Replace <BASE_MODEL_ID> and <BASE_NAME> with your actual base model.

---

Evaluation

We evaluate on a held-out split of the same GPT-4.1-annotated dataset using two families of metrics:

1. Strict triple match

   • Normalize to lowercase and strip whitespace.
   • Treat each triple as a set element (subject, relation, object).
   • Compute precision/recall/F1 on exact triple matches.
   • Also report exact match rate (all triples in an example match exactly).

2. Soft triple match

   • Tokenize subject, relation, and object.
   • Compute token-level F1 for each field between predicted and gold triples.
   • Aggregate into a per-triple similarity score.
   • Run greedy matching between predicted and gold triples by similarity.
   • Compute soft precision/recall/F1 from matched pairs.

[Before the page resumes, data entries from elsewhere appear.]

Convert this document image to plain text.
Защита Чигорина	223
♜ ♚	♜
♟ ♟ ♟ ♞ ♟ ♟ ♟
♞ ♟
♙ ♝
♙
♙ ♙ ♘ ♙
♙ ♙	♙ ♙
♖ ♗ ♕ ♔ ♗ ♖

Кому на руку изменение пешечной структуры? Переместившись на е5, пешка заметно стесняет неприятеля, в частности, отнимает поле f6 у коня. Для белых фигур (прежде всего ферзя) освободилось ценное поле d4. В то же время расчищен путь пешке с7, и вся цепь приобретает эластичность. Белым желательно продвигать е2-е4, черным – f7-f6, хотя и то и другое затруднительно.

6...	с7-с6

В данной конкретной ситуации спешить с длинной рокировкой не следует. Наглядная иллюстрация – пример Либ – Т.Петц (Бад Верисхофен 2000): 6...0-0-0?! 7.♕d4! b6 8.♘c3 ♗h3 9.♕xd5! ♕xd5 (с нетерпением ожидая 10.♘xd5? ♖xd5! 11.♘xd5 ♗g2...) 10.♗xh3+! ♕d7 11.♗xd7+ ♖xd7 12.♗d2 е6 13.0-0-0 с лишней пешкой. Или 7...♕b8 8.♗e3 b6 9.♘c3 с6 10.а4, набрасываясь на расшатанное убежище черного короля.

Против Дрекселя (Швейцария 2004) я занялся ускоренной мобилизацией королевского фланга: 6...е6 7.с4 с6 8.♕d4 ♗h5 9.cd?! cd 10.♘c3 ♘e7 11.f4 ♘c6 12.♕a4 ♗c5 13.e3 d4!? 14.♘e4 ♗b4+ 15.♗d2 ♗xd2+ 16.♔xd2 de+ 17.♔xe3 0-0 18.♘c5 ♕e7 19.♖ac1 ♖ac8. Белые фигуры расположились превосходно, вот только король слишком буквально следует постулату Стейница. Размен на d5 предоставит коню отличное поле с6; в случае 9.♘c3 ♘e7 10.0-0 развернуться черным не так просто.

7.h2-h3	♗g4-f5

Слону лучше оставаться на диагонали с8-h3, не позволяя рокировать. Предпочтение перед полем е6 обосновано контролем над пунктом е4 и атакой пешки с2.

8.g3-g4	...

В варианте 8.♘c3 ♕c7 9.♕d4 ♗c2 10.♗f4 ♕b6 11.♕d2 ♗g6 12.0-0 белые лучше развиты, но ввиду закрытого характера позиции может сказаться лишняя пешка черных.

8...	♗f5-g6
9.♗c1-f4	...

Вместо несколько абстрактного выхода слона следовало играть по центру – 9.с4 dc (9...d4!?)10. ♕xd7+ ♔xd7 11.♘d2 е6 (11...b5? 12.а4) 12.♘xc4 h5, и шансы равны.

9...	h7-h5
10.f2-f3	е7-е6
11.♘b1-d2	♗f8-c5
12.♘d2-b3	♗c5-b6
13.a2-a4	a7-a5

Example metrics on a random subsample of N = 200 examples for a Meditron3-8B-based extractor:

Metric	Value
strict_precision	0.0890
strict_recall	0.0930
strict_f1	0.0900
exact_match	0.0500
soft_precision	0.2052
soft_recall	0.2598
soft_f1	0.2148

These numbers illustrate that:

• the model is far from perfect at exact triple reconstruction;
• soft matching shows it still captures many approximate facts, which is often sufficient for downstream diagnostics in MedRAGChecker.

You can reproduce these metrics (and compute new ones for other checkpoints) with the evaluation script:

python DistillExtractor/run_extractor_eval_soft.py \
  --base_model <BASE_MODEL_ID> \
  --adapter_path <ADAPTER_REPO_OR_LOCAL_PATH> \
  --data_path ./data/extractor_sft.jsonl \
  --output_path ./results/extractor_soft_<BASE_NAME>.json \
  --num_examples 200

---

Limitations and risks

• The adapter inherits all limitations and biases of the base model and GPT-4.1 teacher.
• Extracted triples may still be incomplete, redundant, or slightly rephrased.
• The model is optimized for English biomedical text; performance on other domains or languages is likely poor.
• Do not use this model (or its extracted triples) directly for patient-facing decisions or clinical care without expert validation.

---

Citation

If you use this adapter or MedRAGChecker in your work, please consider citing our paper (details to be updated):

@inproceedings{ji2025medragchecker,
  title     = {MedRAGChecker: Claim-level Verification for Biomedical Retrieval-Augmented Generation},
  author    = {Ji, Yuelyu and collaborators},
  booktitle = {Proceedings of a future venue},
  year      = {2025}
}

---

License

• This adapter is released under the same license terms as the corresponding base model <BASE_MODEL_ID>.
• You must accept and comply with the license of the base model before using this LoRA.